A “remarkable” data set

The research team used a data set of 54 rheumatoid arthritis patients carefully constructed and characterized by author Neil Basu, Ph.D., of the University of Aberdeen in the United Kingdom, Schrepf says.

“Studies such as ours are usually performed in healthy people who are induced with sickness behaviors,” Schrepf explains, calling the available data “remarkable.” “They will then do a brain scan before and after the immune insult, and the results are interesting, but to understand how it impacts people with chronic illness, we have to see the brain of someone with inflammation happening for a long period of time.”

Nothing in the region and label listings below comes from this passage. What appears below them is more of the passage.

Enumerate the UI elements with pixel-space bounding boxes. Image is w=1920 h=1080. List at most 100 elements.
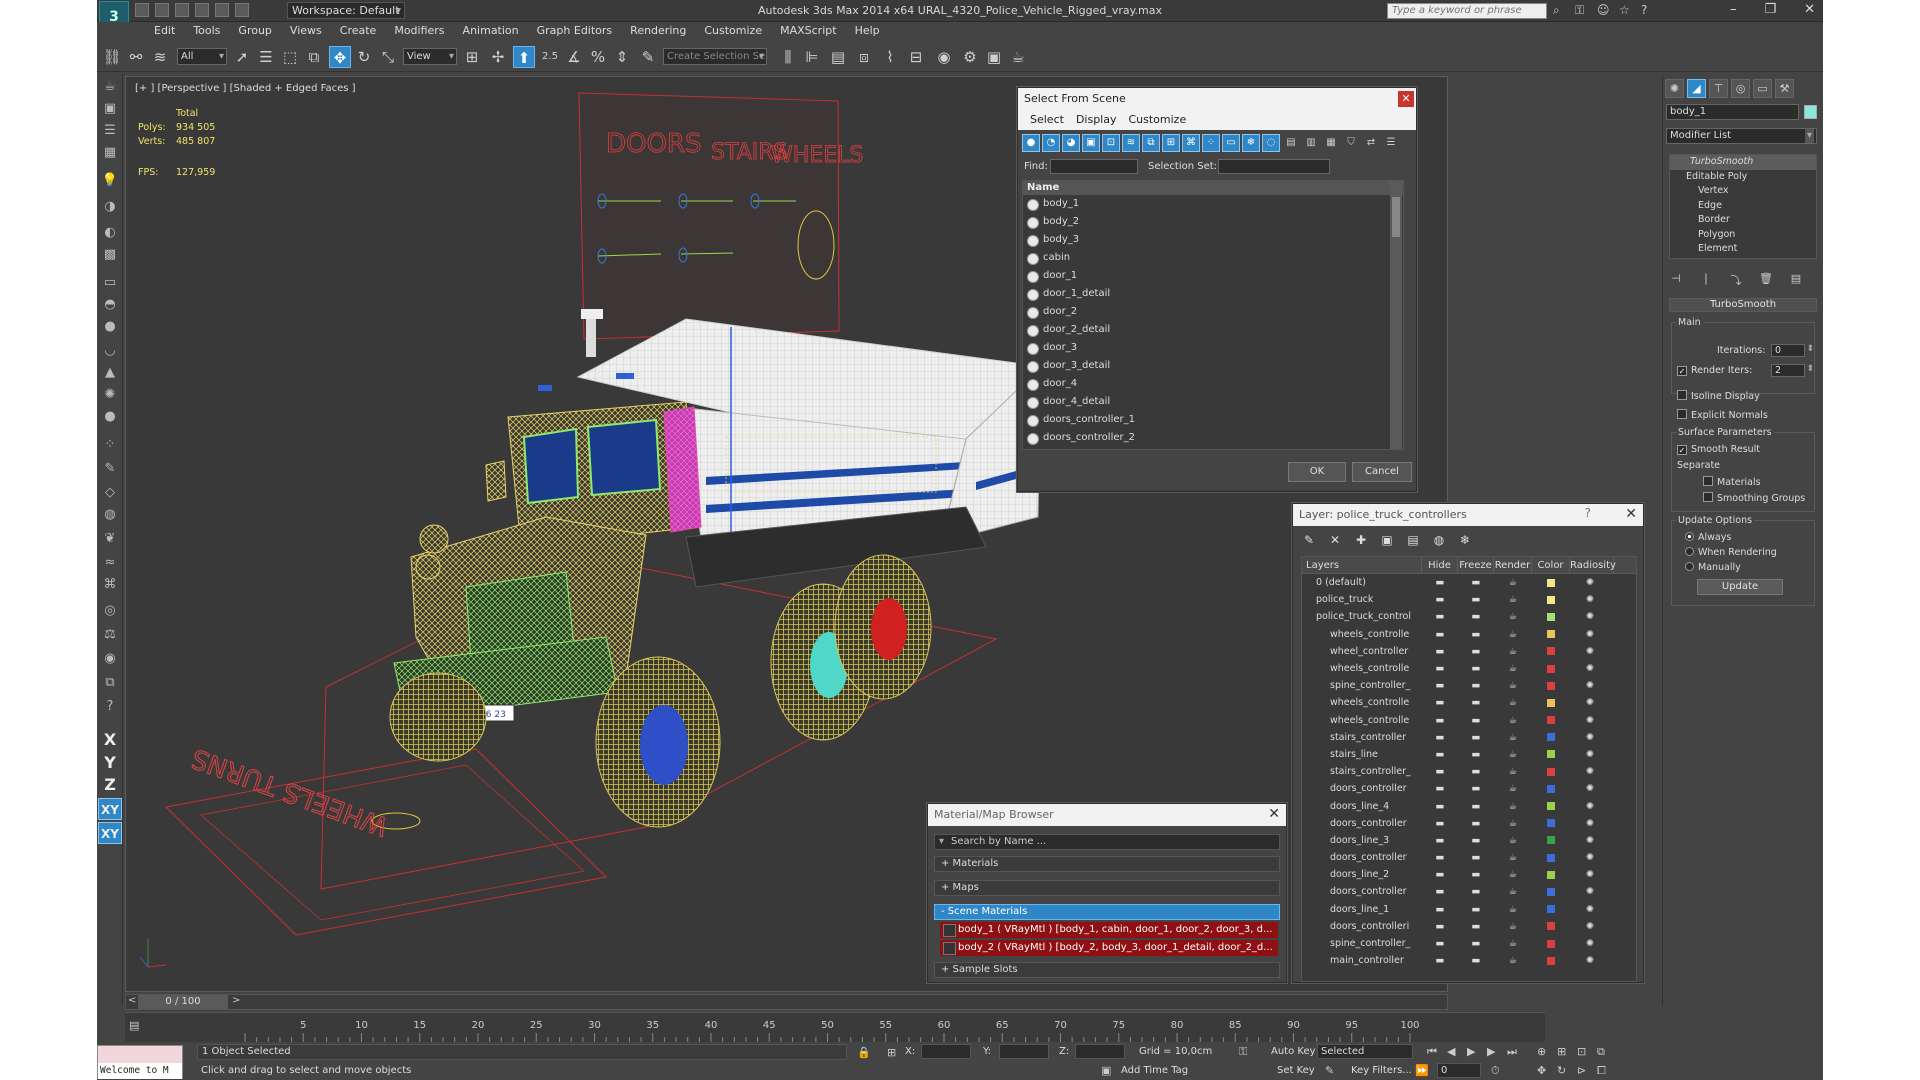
track-bar[interactable]: ▤ 5 10 15 20 25 30 35 40 45 50 55 60 65 70 75 80 85 90 95 1…	[125, 1012, 1545, 1042]
display-all-icon[interactable]: ▤	[1282, 134, 1300, 152]
layer-name[interactable]: stairs_controller_	[1302, 766, 1422, 777]
percent-snap-icon[interactable]: %	[587, 46, 609, 68]
add-time-tag[interactable]: Add Time Tag	[1121, 1065, 1188, 1076]
layer-name[interactable]: police_truck_control	[1302, 611, 1422, 622]
when-rendering-radio[interactable]	[1685, 547, 1694, 556]
plant-icon[interactable]: ❦	[101, 530, 119, 548]
teapot-icon[interactable]: ☕	[101, 78, 119, 96]
schematic-view-icon[interactable]: ⊟	[905, 46, 927, 68]
pivot-center-icon[interactable]: ⊞	[461, 46, 483, 68]
layer-render-toggle[interactable]: ☕	[1494, 938, 1532, 949]
list-icon[interactable]: ☰	[101, 122, 119, 140]
particle-filter-icon[interactable]: ⁘	[1202, 134, 1220, 152]
layer-radiosity-icon[interactable]: ✺	[1570, 886, 1610, 897]
blue-sphere-icon[interactable]: ◉	[101, 650, 119, 668]
layer-hide-toggle[interactable]: ▬	[1422, 955, 1458, 966]
time-slider[interactable]: < 0 / 100 >	[125, 994, 1448, 1010]
col-color[interactable]: Color	[1532, 557, 1570, 573]
selection-filter-dropdown[interactable]: All	[177, 48, 227, 65]
layer-color-swatch[interactable]	[1532, 870, 1570, 879]
layer-freeze-toggle[interactable]: ▬	[1458, 938, 1494, 949]
hidden-filter-icon[interactable]: ◌	[1262, 134, 1280, 152]
layer-freeze-toggle[interactable]: ▬	[1458, 852, 1494, 863]
stack-border[interactable]: Border	[1670, 213, 1816, 228]
layer-color-swatch[interactable]	[1532, 853, 1570, 862]
layer-render-toggle[interactable]: ☕	[1494, 749, 1532, 760]
restore-icon[interactable]: ❐	[1764, 2, 1776, 17]
current-frame-field[interactable]: 0	[1437, 1063, 1481, 1078]
layer-freeze-toggle[interactable]: ▬	[1458, 732, 1494, 743]
menu-tools[interactable]: Tools	[184, 22, 229, 40]
mirror-icon[interactable]: ⫼	[777, 46, 799, 68]
utilities-tab-icon[interactable]: ⚒	[1775, 79, 1794, 98]
layer-name[interactable]: wheels_controlle	[1302, 629, 1422, 640]
maps-section[interactable]: + Maps	[934, 880, 1280, 896]
menu-modifiers[interactable]: Modifiers	[385, 22, 453, 40]
freeze-all-icon[interactable]: ❄	[1457, 532, 1473, 548]
layer-color-swatch[interactable]	[1532, 698, 1570, 707]
layer-hide-toggle[interactable]: ▬	[1422, 749, 1458, 760]
layer-close-icon[interactable]: ✕	[1625, 506, 1637, 522]
layer-row[interactable]: wheels_controlle ▬ ▬ ☕ ✺	[1302, 660, 1636, 677]
layer-hide-toggle[interactable]: ▬	[1422, 732, 1458, 743]
go-to-start-icon[interactable]: ⏮	[1427, 1045, 1437, 1059]
render-production-icon[interactable]: ☕	[1007, 46, 1029, 68]
layer-row[interactable]: stairs_controller ▬ ▬ ☕ ✺	[1302, 729, 1636, 746]
list-item[interactable]: door_3	[1023, 339, 1403, 357]
binoculars-icon[interactable]: ⌕	[1553, 3, 1567, 17]
layer-radiosity-icon[interactable]: ✺	[1570, 938, 1610, 949]
layer-hide-toggle[interactable]: ▬	[1422, 715, 1458, 726]
material-search-input[interactable]: Search by Name ...	[934, 834, 1280, 850]
y-coordinate-field[interactable]	[999, 1044, 1049, 1059]
render-iters-spinner[interactable]: 2	[1771, 364, 1814, 377]
layer-render-toggle[interactable]: ☕	[1494, 611, 1532, 622]
layer-render-toggle[interactable]: ☕	[1494, 835, 1532, 846]
layer-name[interactable]: wheel_controller	[1302, 646, 1422, 657]
select-from-scene-close-icon[interactable]: ✕	[1398, 91, 1414, 107]
layer-hide-toggle[interactable]: ▬	[1422, 904, 1458, 915]
pin-stack-icon[interactable]: ⊣	[1669, 272, 1683, 286]
layer-name[interactable]: doors_line_3	[1302, 835, 1422, 846]
layer-hide-toggle[interactable]: ▬	[1422, 629, 1458, 640]
light-bulb-icon[interactable]: 💡	[101, 172, 119, 190]
layer-radiosity-icon[interactable]: ✺	[1570, 783, 1610, 794]
layer-radiosity-icon[interactable]: ✺	[1570, 697, 1610, 708]
menu-group[interactable]: Group	[229, 22, 281, 40]
help-search-input[interactable]: Type a keyword or phrase	[1387, 3, 1547, 19]
always-radio[interactable]	[1685, 532, 1694, 541]
layer-hide-toggle[interactable]: ▬	[1422, 938, 1458, 949]
layer-row[interactable]: wheels_controlle ▬ ▬ ☕ ✺	[1302, 626, 1636, 643]
layer-radiosity-icon[interactable]: ✺	[1570, 904, 1610, 915]
layer-color-swatch[interactable]	[1532, 681, 1570, 690]
layer-name[interactable]: wheels_controlle	[1302, 663, 1422, 674]
iterations-spinner[interactable]: 0	[1771, 344, 1814, 357]
materials-section[interactable]: + Materials	[934, 856, 1280, 872]
layer-color-swatch[interactable]	[1532, 750, 1570, 759]
select-manipulate-icon[interactable]: ✢	[487, 46, 509, 68]
layer-radiosity-icon[interactable]: ✺	[1570, 646, 1610, 657]
bind-spacewarp-icon[interactable]: ≋	[149, 46, 171, 68]
object-list-scrollbar[interactable]	[1390, 181, 1402, 449]
show-end-result-icon[interactable]: ❘	[1699, 272, 1713, 286]
layer-freeze-toggle[interactable]: ▬	[1458, 886, 1494, 897]
keyboard-shortcut-override-icon[interactable]: ⬆	[513, 46, 535, 68]
layer-row[interactable]: wheel_controller ▬ ▬ ☕ ✺	[1302, 643, 1636, 660]
layer-radiosity-icon[interactable]: ✺	[1570, 921, 1610, 932]
list-item[interactable]: door_1	[1023, 267, 1403, 285]
layer-radiosity-icon[interactable]: ✺	[1570, 869, 1610, 880]
layer-row[interactable]: doors_line_2 ▬ ▬ ☕ ✺	[1302, 866, 1636, 883]
sync-selection-icon[interactable]: ⇄	[1362, 134, 1380, 152]
layer-render-toggle[interactable]: ☕	[1494, 594, 1532, 605]
turbosmooth-rollout-header[interactable]: TurboSmooth	[1669, 298, 1817, 312]
layer-color-swatch[interactable]	[1532, 595, 1570, 604]
layer-hide-toggle[interactable]: ▬	[1422, 921, 1458, 932]
select-by-name-icon[interactable]: ☰	[255, 46, 277, 68]
col-freeze[interactable]: Freeze	[1458, 557, 1494, 573]
layer-hide-toggle[interactable]: ▬	[1422, 766, 1458, 777]
layer-name[interactable]: doors_controlleri	[1302, 921, 1422, 932]
layer-freeze-toggle[interactable]: ▬	[1458, 955, 1494, 966]
layer-freeze-toggle[interactable]: ▬	[1458, 749, 1494, 760]
layer-row[interactable]: doors_controller ▬ ▬ ☕ ✺	[1302, 849, 1636, 866]
user-icon[interactable]: ☺	[1597, 3, 1611, 17]
layer-hide-toggle[interactable]: ▬	[1422, 869, 1458, 880]
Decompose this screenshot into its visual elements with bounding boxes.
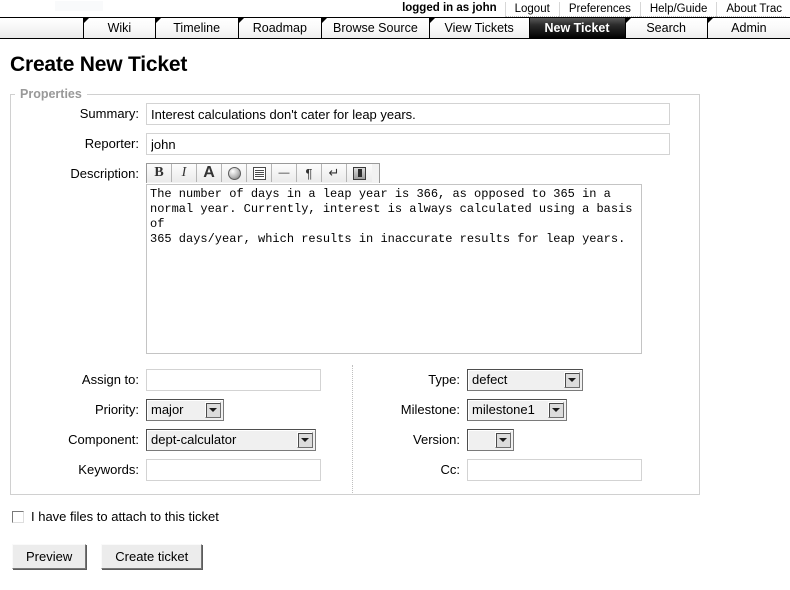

Using functional and structural neuroimaging of the data set at baseline and six months, the research team examined whether higher levels of peripheral inflammation were associated with brain connectivity and structure.

“We took the levels of inflammation in their peripheral blood, just as it would be done clinically by a rheumatologist to monitor the severity of their disease and how it’s being controlled,” Schrepf says. “We found profound and consistent results in a couple areas of the brain that were becoming connected to several brain networks. We then looked again six months later and saw similar patterns, and this replication of results is not that common in neuroimaging studies.”

Co-first author Chelsea Kaplan, Ph.D., an anesthesiology research fellow at Michigan Medicine, then examined the functional connectivity of 264 regions of the brain and identified increased connectivity patterns in patients experiencing heightened levels of inflammation.

“In a graph theoretical analysis across the whole brain network, and correlating that with levels of inflammation, we saw a lot of convergence across methods and time points for the amount of connectivity in the inferior parietal lobule and medial prefrontal cortex,” Kaplan says.

“This showed us that the brain doesn’t operate in isolation. It also demonstrated how inflammation we measure in the periphery may be actually altering functional connections in the brain and playing a role in some of the cognitive symptoms we see in rheumatoid arthritis.”

Applying the results in the clinical setting

Basu, who is a practicing rheumatologist and a researcher, notes anti-inflammatory therapeutics have evolved over the past decade and have alleviated the peripheral inflammation driving the joint pain and disability in rheumatoid arthritis. Despite such progress, patients continue to report challenging levels of symptoms such as fatigue and mood dysfunction.

“This intriguing data supports the idea that rheumatoid arthritis inflammation targets the brain and not just the joints,” Basu says. “By relating these advanced neuroimaging measures back to the patient experience, we provide evidence that the future targeting of central inflammatory pathways may greatly enhance the quality of life of patients with rheumatoid arthritis and potentially other chronic inflammatory disorders.”

Because this is one of the first studies to examine brain inflammation in rheumatoid arthritis, Schrepf says, additional research is needed on the correlation.

Basu agrees, “Further exploration into this complex space demands strong multidisciplinary and collaborative working, and this study represents a fine example of trans-Atlantic team science.”